Von Leben und Risiko
Ich scolle die Fotos der letzten Wochen durch.
Es ist so viel passiert, dass das bis vor wenigen Wochen in ungefähr
fünf Jahre eines Mondkind – Lebens gepasst hätte – wenn es reicht. In den letzten beiden Jahren waren die guten Tage an einer Hand abzählbar - wenn überhaupt. Da zählte Tomaten umtopfen bei der potentiellen Bezugsperson schon zu den Jahreshighlights.
Erst kam das Auto Anfang Mai, mit dem ich mal schnell in die Nachbarstadt oder auf
einen nahe gelegenen Berg fahren konnte und dort ganz alleine wandern gehen
konnte. Dann bin ich zu meiner Schwester gefahren, habe das erste Mal seit
Jahren etwas anderes gesehen als die Studienstadt oder den Ort in der Ferne.

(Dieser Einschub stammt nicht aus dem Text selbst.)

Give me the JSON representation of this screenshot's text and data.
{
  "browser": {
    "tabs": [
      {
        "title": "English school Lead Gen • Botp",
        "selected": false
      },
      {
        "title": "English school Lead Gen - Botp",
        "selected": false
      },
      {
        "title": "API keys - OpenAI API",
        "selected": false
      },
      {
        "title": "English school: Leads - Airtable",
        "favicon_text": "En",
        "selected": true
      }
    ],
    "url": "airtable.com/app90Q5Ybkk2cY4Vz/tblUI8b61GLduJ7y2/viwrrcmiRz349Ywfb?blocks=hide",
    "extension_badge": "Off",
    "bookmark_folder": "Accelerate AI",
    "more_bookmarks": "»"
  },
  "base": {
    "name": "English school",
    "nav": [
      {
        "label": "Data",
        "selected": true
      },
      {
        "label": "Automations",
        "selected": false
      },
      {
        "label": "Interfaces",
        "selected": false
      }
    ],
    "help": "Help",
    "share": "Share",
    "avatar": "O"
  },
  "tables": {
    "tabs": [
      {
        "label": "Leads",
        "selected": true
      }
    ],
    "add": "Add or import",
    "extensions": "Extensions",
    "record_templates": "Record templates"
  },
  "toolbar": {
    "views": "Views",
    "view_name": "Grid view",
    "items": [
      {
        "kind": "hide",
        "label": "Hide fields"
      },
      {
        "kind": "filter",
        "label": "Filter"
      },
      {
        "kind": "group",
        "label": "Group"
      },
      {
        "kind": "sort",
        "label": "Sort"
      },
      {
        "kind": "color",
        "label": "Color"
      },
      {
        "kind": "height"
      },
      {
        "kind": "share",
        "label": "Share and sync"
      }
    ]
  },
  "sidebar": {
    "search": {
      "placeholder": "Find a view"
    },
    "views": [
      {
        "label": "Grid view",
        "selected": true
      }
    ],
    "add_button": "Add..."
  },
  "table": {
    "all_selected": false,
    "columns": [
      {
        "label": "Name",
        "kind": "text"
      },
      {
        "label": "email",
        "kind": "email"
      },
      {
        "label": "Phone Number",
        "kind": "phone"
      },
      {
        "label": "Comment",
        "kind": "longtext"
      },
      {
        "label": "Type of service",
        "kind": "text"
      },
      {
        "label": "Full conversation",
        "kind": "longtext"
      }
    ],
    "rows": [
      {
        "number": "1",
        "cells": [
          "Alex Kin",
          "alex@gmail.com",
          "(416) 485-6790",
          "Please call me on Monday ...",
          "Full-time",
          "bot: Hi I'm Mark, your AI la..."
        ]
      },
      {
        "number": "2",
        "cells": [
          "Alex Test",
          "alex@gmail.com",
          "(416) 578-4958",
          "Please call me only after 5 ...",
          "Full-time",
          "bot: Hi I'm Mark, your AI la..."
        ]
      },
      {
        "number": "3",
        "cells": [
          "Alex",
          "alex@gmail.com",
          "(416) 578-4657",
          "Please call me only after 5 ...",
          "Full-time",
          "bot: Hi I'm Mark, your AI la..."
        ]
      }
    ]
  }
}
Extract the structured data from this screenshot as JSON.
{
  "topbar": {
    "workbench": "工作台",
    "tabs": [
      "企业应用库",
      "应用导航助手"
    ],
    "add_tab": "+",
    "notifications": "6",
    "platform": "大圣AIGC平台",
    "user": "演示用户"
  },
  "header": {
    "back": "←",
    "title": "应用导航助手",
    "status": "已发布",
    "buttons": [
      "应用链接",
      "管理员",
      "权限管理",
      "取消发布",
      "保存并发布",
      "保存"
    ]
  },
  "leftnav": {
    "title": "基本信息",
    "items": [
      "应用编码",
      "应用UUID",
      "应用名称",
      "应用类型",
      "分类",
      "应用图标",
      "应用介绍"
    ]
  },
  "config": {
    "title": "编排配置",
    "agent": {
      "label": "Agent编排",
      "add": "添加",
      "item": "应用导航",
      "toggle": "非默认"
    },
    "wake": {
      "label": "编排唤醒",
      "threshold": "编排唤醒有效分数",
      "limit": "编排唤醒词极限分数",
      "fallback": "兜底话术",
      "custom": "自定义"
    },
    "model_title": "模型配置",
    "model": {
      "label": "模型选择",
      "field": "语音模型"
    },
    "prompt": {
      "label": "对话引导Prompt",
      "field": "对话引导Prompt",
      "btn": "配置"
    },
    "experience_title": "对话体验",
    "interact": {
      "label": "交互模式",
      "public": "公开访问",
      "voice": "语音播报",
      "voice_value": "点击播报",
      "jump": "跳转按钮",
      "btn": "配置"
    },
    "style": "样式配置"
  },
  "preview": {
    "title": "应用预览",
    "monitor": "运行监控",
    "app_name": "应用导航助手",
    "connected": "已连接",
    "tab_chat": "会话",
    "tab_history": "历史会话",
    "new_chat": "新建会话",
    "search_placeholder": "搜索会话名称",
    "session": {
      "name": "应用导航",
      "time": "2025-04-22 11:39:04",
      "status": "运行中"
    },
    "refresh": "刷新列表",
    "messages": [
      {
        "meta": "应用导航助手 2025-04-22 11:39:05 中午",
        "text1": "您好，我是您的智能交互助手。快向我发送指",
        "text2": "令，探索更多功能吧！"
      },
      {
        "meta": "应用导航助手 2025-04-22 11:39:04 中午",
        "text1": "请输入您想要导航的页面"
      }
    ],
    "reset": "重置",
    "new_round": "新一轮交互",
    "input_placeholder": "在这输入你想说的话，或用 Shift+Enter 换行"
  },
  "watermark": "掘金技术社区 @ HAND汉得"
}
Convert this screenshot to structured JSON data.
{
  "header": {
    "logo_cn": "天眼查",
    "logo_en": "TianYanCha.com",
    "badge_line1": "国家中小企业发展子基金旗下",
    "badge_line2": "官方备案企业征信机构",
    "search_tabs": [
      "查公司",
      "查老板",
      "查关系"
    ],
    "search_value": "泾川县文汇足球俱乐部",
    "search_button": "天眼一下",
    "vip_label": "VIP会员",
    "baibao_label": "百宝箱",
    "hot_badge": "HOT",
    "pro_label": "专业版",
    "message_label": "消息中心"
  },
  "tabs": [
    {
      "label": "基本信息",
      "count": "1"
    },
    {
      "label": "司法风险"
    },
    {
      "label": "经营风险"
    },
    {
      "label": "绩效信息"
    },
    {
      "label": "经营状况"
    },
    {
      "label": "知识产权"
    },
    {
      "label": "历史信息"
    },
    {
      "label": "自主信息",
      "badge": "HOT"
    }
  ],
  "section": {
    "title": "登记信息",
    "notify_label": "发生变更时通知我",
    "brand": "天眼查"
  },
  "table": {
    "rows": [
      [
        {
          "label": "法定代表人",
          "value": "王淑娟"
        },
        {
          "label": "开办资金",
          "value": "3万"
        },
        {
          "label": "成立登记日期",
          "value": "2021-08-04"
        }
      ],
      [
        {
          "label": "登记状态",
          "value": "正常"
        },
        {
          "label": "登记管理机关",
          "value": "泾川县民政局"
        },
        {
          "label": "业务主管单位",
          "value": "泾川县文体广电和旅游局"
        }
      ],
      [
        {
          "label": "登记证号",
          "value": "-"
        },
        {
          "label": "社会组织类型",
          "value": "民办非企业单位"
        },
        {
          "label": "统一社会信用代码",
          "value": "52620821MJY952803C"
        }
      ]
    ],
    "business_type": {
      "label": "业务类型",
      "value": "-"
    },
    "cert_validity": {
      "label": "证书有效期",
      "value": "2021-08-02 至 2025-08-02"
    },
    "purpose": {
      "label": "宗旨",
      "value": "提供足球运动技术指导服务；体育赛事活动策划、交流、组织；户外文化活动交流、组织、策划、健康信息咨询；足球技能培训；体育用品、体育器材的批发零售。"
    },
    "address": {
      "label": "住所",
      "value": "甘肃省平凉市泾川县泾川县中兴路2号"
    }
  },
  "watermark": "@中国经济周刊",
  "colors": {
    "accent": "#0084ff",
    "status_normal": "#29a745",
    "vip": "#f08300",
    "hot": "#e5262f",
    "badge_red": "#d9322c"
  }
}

Habe – als der Kopf keine Orte mehr hatte, an denen er festhalten konnte – mal wieder
etwas anderes als die Sehnsucht nach dem alten Leben gefühlt, mich selbst ein
bisschen gespürt und konnte es wirklich genießen. Und dann – tja, dann kam mein Freund. Und nachdem wir uns
monatelang kannten, uns still beobachtet haben, niemand – weil die Beziehung
eben vertikal gedacht war – sich getraut hat, das anzusprechen, habe ich zum
ersten Mal angedeutet, dass ich in seiner Gegenwart mein Herz wieder fühle. Und
am Ende hat sich heraus gestellt: Das beruht tatsächlich auf Gegenseitigkeit. Und
jetzt habe ich seit wenigen Tagen einen Freund.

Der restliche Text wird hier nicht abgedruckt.